Cell viability was assessed using the CellTiter-Glo
® assay after 72 h incubation with human gingival fibroblasts (HGF,
Figure S5) and MCF-7 breast adenocarcinoma cells (
Figure 9). Polymer-coated MNPs lacking MTX (MNP-PHEMA-OH, MNP-PPEGMA6-OH, and MNP-PPEGMA10-OH) proved fully biocompatible, maintaining >95% HGF viability across all tested concentrations. Covalent attachment of MTX preserved this benign profile in normal cells while triggering a pronounced, dose-dependent cytotoxic effect in MCF-7 cells, reducing viability by up to 69% at 2.5 µg MTX/mL. Free MTX, in contrast, induced a pronounced cytotoxic effect, particularly at lower concentrations, indicating rapid drug action. However, the MTX-loaded nanostructures exhibited a more gradual and controlled cytotoxic response, which can be attributed to the covalent attachment of MTX and its gradual availability.
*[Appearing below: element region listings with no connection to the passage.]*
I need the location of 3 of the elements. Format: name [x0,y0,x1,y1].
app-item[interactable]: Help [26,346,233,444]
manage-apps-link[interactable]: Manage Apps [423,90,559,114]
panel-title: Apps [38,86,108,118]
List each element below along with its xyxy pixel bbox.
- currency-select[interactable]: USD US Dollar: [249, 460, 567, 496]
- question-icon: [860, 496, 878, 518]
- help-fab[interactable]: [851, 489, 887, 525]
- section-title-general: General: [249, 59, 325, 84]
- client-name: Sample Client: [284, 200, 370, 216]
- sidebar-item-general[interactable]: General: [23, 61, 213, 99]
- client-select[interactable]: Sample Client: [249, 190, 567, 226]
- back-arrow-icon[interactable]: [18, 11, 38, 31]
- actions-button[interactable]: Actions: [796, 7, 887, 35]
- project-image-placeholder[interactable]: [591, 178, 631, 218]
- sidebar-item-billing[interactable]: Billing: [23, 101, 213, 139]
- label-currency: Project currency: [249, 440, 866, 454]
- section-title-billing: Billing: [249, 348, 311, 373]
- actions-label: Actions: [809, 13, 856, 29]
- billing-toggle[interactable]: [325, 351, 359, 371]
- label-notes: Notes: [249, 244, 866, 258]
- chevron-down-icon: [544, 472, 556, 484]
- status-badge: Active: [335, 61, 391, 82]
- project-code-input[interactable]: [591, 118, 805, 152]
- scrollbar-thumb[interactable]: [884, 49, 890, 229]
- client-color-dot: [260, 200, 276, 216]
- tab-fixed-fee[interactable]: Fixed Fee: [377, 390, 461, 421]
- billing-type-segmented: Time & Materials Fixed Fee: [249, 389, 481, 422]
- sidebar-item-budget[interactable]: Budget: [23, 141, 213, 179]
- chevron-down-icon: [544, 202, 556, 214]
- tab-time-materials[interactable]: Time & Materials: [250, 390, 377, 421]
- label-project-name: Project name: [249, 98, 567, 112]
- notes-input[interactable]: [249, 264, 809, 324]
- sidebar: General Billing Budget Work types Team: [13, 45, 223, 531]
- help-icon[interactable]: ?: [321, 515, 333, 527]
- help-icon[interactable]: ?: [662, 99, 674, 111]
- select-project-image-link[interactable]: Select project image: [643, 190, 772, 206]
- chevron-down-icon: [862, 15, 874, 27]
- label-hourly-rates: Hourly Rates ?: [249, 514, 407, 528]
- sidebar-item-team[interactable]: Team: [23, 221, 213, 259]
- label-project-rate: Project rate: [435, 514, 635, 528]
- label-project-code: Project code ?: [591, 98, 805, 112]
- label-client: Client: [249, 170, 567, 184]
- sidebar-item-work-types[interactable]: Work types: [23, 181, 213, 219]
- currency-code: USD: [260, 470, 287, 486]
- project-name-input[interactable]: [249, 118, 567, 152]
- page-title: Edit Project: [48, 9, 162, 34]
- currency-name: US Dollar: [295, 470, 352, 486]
These results highlight that the advantage of nanoparticle-mediated delivery does not rely solely on maximizing immediate cytotoxicity, but rather on providing controlled drug exposure and improved selectivity. Importantly, all MTX-functionalized systems showed minimal toxicity toward fibroblasts, suggesting a favorable safety profile. The observed cytotoxic effect is consistent with the role of MTX when incorporated into functionalized polymer-coated MNPs, being internalized through folate receptors overexpressed on tumor cells compared to healthy ones [
27], leading to inhibition of cell proliferation. This behavior differs from our previous results using folic acid as a targeting moiety, which promoted nanoparticle internalization but did not induce MCF-7 cell death [
41].
Furthermore, MTX-functionalized nanoparticles induce a clear dose-dependent cytotoxic response in MCF-7 cells at concentrations higher than 0.05 µg/mL. Among the three MTX formulations, MNP-PPEGMA6-MTX exhibited the greatest tumor-selective potency. This outcome aligns with its physicochemical attributes: the intermediate-length PPEGMA6 brush supports the highest drug loading (131 µg/mg), achieves a compact hydrodynamic diameter of 427 nm post-conjugation, and retains a ζ-potential (~−30 mV) that promotes colloidal stability and cellular uptake. The shorter PHEMA and longer PPEGMA10 brushes, which bear lower MTX densities and/or larger hydrated diameters, produced more modest cytotoxic responses. In addition, the ability to tailor the polymer brush architecture and drug loading highlights the versatility of this nanoplatform, which can be extended to other therapeutic agents, supporting the rational design of multifunctional nanocarriers for targeted drug delivery applications.
Study Limitations
While the present study demonstrates promising physicochemical properties and in vitro biological activity of the developed nanocarriers, several limitations should be acknowledged. First, the observed selective cytotoxicity toward MCF-7 cells, although encouraging, remains preliminary and indirect. The mechanism of cellular internalization and intracellular trafficking was not investigated in this study and, therefore, remains speculative in the absence of dedicated imaging techniques such as confocal microscopy or transmission electron microscopy (TEM). Second, the colloidal stability of the nanoparticles was evaluated only in PBS under controlled conditions. Stability in complex biological media containing serum proteins (e.g., FBS) was not assessed, which represents an important limitation, particularly for PEGylated systems where protein adsorption and corona formation may significantly affect biological behavior. Finally, although all formulations exhibited superparamagnetic behavior, magnetic guidance, targeting, and localization were not experimentally validated. Therefore, any implications regarding their use in magnetically guided delivery remain theoretical and were not experimentally demonstrated. These aspects highlight the need for further studies to better understand the biological mechanisms and translational applicability of the proposed nanoplatform.